Don't roll your eyes, but AI discovery rewards a "good enough" match to a brief, which flattens everyone into interchangeable options. The defence is to be "uninterchangeable". So sharpen the one thing you do that nobody else does in quite the same way. That could be a material, a subject, a voice. You want to be known by name rather than retrieved by attribute. The creatives who survive this current massive shift are the ones a client specifically asks for, because a specific name is the one thing an algorithm can't substitute.

3. Get cited, named and talked about

As someone who worked in PR for two decades, this next tip warms my heart. Because I know public relations is having a golden hour moment. That's because if you still want to be found, recommendation engines lean on signals they can read: who's mentioned in other people's work, who turns up on lists, in interviews, in the press, and in collaborations.

It means that being talked about is more valuable than being optimised. Forget staying in your comfort zone. Say yes to the guest piece, the podcast... even the scary panel on stage that you've been avoiding. Pitch yourself for round-ups in your niche. Every place your name appears alongside your craft is a breadcrumb the systems – and the people – can follow back to you.

4. Make your site easy for a machine to understand

If an AI is going to represent you, it has to be able to read you correctly. That means not blocking AI crawlers on your site. And it means spelling out, in plain language, what you do, who you do it for and what makes your work yours. Don't just have images and a one-word 'work' tab. Name your projects, your clients and your disciplines in actual words. Add alt text to every image. You're not gaming anything here; you're making sure that when a system describes you, it gets you right rather than second-guessing.

5. Show the process and the person

A generative answer can summarise a style, but it can't reproduce the human genius behind it. That's your advantage. In which case, share the process: the sketches, the dead ends, the "why" behind every decision, and the story of a commission. Content about process, along with a real point of view, builds the kind of trust that turns a browsing visitor into a client, and it's exactly the material an AI can't copy from pages that already exist.

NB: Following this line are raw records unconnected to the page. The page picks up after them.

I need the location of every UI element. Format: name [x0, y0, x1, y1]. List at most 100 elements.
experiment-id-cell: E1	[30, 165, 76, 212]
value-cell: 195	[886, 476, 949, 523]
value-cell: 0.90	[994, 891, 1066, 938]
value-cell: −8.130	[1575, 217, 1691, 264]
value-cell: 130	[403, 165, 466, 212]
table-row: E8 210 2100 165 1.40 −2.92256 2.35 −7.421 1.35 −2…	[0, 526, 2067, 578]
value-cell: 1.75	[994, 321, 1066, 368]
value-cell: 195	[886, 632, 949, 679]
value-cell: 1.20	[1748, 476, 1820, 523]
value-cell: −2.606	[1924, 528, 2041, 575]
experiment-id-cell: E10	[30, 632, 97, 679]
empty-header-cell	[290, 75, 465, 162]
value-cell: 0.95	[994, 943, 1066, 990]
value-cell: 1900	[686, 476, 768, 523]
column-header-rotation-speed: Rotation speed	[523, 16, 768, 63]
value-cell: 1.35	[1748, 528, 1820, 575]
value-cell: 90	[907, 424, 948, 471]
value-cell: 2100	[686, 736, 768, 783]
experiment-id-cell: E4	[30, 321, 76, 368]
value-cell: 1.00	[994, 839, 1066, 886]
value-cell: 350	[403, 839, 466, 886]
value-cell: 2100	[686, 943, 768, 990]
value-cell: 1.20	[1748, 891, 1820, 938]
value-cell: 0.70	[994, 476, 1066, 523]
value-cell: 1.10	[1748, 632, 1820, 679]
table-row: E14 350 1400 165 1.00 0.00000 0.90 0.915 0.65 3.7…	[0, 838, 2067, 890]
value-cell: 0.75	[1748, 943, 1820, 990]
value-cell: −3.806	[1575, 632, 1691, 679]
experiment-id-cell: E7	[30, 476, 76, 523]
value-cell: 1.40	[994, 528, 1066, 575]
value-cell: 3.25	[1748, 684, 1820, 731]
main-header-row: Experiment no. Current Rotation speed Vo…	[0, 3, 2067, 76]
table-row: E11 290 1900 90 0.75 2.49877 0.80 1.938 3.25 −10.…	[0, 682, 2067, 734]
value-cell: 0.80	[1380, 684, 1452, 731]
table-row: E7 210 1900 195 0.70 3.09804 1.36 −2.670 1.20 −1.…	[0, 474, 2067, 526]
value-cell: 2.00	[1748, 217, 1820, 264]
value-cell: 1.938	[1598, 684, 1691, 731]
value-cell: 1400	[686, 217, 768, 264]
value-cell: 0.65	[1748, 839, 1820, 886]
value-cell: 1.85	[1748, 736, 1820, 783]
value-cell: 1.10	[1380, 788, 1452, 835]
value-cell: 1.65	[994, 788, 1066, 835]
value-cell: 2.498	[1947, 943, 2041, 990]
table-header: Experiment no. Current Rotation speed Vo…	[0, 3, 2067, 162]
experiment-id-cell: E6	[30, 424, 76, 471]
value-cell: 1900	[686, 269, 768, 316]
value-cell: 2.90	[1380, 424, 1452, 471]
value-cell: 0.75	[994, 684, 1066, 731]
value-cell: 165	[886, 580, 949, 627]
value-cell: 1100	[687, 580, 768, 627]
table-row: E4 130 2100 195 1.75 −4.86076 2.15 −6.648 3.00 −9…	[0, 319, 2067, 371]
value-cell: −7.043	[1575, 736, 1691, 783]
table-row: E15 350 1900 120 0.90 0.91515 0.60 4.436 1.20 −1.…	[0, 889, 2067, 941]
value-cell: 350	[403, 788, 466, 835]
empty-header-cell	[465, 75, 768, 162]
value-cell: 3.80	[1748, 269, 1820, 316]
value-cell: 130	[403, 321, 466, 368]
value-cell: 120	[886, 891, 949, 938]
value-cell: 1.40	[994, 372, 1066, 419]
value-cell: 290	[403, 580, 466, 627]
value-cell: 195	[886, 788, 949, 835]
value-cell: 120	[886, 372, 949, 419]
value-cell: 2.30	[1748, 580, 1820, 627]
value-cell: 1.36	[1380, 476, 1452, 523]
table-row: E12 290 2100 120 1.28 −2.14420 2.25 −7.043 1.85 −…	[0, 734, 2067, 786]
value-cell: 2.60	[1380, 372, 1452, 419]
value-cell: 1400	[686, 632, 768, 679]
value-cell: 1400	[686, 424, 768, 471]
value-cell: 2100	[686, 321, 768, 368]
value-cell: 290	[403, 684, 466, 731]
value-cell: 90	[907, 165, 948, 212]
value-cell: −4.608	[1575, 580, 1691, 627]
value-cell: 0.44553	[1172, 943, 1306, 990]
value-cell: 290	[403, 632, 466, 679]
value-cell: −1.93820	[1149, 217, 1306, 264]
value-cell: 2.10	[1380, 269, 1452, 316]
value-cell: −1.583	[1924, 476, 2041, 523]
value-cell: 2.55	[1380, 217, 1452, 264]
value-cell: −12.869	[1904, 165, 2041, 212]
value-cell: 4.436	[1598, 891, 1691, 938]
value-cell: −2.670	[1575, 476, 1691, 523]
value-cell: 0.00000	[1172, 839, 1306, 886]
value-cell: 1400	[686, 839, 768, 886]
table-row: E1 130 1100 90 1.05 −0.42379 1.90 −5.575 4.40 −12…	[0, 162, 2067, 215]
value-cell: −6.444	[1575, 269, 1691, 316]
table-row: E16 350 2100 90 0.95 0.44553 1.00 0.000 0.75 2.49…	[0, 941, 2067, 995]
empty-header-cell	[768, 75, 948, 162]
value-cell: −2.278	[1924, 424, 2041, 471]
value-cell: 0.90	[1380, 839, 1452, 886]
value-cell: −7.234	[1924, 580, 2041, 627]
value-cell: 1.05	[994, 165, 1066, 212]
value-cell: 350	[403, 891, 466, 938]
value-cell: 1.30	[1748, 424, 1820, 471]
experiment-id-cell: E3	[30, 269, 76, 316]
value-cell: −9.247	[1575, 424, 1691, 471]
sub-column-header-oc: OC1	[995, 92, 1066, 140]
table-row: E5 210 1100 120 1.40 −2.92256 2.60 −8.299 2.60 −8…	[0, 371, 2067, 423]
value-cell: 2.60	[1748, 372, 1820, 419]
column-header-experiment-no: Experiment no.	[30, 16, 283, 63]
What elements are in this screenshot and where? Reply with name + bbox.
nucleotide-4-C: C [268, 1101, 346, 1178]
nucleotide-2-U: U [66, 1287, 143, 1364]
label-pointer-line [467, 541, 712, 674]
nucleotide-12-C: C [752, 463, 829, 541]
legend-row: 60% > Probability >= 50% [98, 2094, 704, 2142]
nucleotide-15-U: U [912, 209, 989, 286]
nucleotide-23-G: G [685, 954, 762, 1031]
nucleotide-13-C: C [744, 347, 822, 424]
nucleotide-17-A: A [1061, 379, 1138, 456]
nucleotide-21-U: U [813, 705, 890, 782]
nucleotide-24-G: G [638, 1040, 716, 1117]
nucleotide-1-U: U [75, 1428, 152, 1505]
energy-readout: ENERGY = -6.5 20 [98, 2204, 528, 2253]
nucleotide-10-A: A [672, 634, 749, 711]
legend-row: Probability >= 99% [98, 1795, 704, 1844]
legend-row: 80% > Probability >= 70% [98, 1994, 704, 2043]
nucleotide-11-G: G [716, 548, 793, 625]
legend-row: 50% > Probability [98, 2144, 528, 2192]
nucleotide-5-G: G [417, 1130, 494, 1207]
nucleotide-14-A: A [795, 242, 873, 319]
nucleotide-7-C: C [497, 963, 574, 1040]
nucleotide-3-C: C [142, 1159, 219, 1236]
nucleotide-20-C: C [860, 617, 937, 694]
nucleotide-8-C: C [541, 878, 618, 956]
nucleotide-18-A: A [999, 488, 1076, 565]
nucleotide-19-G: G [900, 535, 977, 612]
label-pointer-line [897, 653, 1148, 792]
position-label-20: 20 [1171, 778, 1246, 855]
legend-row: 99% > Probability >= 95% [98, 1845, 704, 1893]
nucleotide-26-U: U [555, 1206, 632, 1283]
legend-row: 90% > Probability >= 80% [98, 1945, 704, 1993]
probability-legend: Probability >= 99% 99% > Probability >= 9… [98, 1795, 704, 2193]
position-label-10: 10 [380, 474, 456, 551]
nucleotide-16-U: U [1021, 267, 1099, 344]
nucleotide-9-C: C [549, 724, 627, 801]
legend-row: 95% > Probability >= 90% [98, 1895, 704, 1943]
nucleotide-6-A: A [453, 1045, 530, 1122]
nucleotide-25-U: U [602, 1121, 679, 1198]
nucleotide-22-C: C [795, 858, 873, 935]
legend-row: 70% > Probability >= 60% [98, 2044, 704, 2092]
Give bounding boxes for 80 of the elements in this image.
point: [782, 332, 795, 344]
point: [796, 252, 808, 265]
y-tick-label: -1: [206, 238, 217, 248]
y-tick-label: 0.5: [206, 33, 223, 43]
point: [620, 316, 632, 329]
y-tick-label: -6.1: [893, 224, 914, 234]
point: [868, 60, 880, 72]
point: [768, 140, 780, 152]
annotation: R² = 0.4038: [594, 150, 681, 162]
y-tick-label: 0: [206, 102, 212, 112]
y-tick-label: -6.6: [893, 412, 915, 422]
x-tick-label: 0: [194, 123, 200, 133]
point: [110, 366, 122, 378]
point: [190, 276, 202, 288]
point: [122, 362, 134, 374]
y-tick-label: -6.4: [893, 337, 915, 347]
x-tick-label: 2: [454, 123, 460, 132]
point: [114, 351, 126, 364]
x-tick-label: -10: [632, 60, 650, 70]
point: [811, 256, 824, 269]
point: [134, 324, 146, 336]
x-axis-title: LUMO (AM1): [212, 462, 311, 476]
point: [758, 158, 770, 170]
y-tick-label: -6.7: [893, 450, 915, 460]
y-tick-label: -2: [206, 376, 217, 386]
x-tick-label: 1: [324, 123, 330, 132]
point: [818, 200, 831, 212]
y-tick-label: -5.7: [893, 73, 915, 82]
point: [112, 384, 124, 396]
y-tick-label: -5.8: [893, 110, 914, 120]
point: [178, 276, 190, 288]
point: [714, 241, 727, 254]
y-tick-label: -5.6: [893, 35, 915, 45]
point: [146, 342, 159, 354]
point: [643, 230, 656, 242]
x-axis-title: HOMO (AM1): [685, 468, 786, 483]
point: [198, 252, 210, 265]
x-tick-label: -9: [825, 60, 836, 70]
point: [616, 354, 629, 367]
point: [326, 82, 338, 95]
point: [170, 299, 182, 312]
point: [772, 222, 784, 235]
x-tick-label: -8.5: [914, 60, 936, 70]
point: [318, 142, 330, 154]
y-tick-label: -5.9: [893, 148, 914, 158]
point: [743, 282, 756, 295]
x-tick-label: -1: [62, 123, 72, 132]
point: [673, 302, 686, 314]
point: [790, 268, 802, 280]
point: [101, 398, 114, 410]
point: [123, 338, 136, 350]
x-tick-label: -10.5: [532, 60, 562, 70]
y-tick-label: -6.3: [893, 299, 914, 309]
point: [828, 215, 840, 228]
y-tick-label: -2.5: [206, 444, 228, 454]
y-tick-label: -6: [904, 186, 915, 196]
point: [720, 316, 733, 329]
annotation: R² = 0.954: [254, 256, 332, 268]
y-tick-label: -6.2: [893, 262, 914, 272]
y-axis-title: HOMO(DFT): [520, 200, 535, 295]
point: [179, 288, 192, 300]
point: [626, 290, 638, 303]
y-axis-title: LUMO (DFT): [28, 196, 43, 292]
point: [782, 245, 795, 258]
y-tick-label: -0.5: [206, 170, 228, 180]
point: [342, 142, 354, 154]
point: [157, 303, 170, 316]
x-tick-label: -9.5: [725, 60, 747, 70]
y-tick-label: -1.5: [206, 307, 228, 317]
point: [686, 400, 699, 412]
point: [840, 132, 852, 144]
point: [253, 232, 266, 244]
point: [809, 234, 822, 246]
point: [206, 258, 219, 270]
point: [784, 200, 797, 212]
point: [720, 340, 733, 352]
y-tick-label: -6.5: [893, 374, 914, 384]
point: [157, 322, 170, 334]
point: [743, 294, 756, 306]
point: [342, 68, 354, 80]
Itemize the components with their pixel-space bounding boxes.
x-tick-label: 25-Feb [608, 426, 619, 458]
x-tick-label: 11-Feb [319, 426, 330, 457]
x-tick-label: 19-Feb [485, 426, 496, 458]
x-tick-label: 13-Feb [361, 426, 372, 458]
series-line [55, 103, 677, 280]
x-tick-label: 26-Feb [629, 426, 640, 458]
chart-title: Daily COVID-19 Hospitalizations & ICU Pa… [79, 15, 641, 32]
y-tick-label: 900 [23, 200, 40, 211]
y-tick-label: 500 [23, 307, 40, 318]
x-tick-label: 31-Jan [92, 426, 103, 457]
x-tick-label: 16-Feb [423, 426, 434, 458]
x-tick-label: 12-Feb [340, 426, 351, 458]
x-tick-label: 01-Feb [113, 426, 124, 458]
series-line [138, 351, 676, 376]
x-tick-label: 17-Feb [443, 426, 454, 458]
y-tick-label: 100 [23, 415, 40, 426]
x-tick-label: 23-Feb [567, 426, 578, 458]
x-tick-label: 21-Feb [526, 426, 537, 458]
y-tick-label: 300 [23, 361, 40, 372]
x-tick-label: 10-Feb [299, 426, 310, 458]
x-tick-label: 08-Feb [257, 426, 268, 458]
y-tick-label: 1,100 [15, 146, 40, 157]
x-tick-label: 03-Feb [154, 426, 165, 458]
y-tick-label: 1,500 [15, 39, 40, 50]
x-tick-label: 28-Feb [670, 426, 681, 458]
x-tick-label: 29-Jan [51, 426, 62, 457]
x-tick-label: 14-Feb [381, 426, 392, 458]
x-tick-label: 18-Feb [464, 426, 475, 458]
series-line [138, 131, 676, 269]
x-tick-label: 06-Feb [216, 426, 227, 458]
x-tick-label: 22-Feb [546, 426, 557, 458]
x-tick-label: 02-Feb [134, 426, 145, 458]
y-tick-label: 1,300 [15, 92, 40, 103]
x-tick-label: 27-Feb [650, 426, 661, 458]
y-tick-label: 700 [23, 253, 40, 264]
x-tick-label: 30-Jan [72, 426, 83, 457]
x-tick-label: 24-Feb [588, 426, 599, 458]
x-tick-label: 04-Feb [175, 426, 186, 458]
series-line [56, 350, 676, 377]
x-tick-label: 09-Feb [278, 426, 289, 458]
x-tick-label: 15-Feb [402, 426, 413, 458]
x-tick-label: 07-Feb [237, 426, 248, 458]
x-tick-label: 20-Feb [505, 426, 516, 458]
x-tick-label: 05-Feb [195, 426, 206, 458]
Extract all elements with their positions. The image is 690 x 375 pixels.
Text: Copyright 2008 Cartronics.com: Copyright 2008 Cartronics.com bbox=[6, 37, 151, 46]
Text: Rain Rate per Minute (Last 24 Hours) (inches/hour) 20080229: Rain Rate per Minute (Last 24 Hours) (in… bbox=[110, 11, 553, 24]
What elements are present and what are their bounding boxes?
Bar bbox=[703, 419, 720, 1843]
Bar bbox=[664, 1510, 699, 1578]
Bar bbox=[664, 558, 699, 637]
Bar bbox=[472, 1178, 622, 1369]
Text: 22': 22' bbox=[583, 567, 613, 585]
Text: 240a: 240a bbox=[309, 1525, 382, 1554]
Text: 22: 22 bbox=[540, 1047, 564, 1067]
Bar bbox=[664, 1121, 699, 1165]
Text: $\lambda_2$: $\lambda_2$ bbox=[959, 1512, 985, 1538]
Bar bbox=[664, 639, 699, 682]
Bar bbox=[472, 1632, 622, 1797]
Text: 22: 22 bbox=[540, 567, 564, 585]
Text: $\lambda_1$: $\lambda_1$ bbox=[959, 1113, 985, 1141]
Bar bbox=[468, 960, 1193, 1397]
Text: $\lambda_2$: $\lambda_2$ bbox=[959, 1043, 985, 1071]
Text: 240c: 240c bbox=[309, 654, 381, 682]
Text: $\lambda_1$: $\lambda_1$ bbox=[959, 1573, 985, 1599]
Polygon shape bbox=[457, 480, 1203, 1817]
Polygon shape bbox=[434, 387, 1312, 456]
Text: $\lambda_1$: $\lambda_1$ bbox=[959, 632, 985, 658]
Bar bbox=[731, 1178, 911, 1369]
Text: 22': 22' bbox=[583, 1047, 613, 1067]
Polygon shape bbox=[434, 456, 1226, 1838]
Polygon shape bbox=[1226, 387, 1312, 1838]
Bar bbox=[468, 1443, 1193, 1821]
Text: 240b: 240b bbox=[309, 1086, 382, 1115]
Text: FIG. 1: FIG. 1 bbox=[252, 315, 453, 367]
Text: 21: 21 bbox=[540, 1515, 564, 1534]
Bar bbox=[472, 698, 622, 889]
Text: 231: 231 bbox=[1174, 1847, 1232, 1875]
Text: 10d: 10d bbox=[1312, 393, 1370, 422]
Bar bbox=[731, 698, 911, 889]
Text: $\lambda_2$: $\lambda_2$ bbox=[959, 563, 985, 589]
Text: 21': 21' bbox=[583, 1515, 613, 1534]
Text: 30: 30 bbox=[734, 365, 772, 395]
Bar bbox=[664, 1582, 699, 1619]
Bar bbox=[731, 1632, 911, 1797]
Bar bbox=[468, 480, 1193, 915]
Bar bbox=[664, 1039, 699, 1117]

6. Make referrals easy to give

Word of mouth is, and always will be, the most powerful marketing channel. And it's still how most independents get their best work. Don't leave it to chance. Tell happy clients you'd welcome an introduction. Keep a tidy one-line description of what you do that someone can paste into a message without having to think. Stay in touch with people you've worked with so you're the name that comes up when they're asked, "Do you know anyone good who can…?"

7. Turn up in real rooms

"In real life" is back, baby. Events, meet-ups, talks and communities – they're all back on the table after those weird post-pandemic years. Like word of mouth, networking is hugely powerful. A conversation at a portfolio night or a face remembered from a meet-up leads to commissions that no number of impressions or page views can match. You don't need a stage, but turning up consistently where your peers and potential clients gather will eventually deliver results.

Just remember to enjoy yourself and make friends, first and foremost. Don't go in with the hard sell, as there is nothing more off-putting.

8. Don't rent your whole presence from one place

Remember the old saying, Don't put your eggs in one basket? It applies here. If a single platform is your entire shop window, one change to its rules can harm you enormously. Spread your presence across things you own and things you earn – your website and newsletter list, plus a couple of channels and the press and communities you show up in. The aim isn't to be everywhere all at once; it's to make sure no one switch, algorithm tweak or new AI layer can take away every route to your door at once.

In summary

None of the above is a quick fix. But don't panic. The creatives who stay discoverable through this enormous revolution won't be the ones who chased the algorithm the hardest; they'll be the ones who built something that's truly their own... a name worth knowing, a direct line to the people who love your work, and a great reputation that travels on its own accord.